Some Western investigators believe the alleged plot was one of the most serious threats in Spain since the Madrid train bombings that killed 191 people in 2004. Others, including some Spanish anti-terrorism officials, doubt that an attack was imminent.

But they all agree that the case illustrates a shift in the landscape -- and they are struggling to adjust.

For years, Al Qaeda leaders based in Pakistan almost exclusively targeted Britain, using radicals among the more than 1 million residents of South Asian descent. Those networks have showed greater ability and determination to strike the West than the North African or Middle Eastern groups that have been the main threat to continental Europe.

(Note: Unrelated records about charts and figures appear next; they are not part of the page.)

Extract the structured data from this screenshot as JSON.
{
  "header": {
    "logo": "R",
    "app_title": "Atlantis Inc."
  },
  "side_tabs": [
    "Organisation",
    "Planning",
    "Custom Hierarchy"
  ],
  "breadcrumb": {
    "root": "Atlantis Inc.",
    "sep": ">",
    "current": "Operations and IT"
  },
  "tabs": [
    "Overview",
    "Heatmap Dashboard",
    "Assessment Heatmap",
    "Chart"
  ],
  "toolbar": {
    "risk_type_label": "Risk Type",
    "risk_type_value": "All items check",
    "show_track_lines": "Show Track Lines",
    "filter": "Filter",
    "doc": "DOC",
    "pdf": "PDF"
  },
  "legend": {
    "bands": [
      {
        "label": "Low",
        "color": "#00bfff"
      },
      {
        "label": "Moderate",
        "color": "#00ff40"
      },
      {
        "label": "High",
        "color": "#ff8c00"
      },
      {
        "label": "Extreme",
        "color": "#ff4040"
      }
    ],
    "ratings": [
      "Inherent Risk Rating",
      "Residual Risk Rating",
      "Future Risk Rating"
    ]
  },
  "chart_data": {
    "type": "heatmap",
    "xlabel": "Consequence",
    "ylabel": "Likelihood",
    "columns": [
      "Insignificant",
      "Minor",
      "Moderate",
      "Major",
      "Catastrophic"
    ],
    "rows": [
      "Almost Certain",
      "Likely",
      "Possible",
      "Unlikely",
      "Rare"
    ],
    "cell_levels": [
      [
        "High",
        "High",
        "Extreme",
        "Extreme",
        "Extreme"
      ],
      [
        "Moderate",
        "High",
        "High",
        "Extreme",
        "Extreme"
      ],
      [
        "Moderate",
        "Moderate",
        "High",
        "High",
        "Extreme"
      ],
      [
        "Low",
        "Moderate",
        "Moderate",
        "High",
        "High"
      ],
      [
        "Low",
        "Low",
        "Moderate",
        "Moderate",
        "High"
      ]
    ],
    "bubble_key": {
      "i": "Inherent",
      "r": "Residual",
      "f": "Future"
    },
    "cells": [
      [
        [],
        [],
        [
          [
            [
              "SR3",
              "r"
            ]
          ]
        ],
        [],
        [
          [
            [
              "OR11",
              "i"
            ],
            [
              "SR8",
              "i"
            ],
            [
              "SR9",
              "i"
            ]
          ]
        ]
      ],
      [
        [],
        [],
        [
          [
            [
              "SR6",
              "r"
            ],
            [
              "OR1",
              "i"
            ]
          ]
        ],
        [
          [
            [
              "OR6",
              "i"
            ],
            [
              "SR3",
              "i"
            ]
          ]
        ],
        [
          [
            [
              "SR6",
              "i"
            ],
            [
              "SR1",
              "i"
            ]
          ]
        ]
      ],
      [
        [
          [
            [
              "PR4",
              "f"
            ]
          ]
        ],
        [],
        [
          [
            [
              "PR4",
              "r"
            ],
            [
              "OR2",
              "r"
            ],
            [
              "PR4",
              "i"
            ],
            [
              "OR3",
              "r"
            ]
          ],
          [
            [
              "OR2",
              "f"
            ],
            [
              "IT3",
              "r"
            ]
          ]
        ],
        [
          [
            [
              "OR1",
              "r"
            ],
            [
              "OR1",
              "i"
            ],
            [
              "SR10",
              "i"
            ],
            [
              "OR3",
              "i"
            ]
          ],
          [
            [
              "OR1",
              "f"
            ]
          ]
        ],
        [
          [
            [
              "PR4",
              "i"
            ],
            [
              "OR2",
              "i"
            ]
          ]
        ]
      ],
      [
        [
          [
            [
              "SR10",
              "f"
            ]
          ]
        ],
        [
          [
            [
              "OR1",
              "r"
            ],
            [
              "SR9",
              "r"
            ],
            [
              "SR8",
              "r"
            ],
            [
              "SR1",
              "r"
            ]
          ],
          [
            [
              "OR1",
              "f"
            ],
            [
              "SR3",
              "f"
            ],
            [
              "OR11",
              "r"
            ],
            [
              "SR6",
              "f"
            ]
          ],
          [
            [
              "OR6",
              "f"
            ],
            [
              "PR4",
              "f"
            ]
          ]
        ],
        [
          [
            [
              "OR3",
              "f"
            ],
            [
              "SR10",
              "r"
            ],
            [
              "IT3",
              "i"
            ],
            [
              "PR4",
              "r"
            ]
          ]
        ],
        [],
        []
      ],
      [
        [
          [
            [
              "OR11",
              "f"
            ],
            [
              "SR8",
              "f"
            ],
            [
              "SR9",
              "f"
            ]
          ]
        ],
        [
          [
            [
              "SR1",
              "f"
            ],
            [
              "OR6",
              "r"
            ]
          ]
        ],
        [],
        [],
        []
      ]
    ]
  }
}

During the last six months, however, Danish, German and now Spanish authorities have broken up alleged plots linked to the Waziristan region of Pakistan, where investigators have detected an increase in Western recruits at clandestine training compounds. The cases suggest that Al Qaeda and its allies are trying to recruit within a rapidly growing Pakistani immigrant population in continental Europe.

As Britain has toughened border controls, more South Asian immigrants have headed elsewhere in Europe seeking economic opportunity and respite from turmoil at home. Some have arrived legally, but others travel along smuggling routes through the Middle East and Africa.

Although extremists remain a small minority, the presence of militant cells has increased along with the population, anti-terrorism officials say.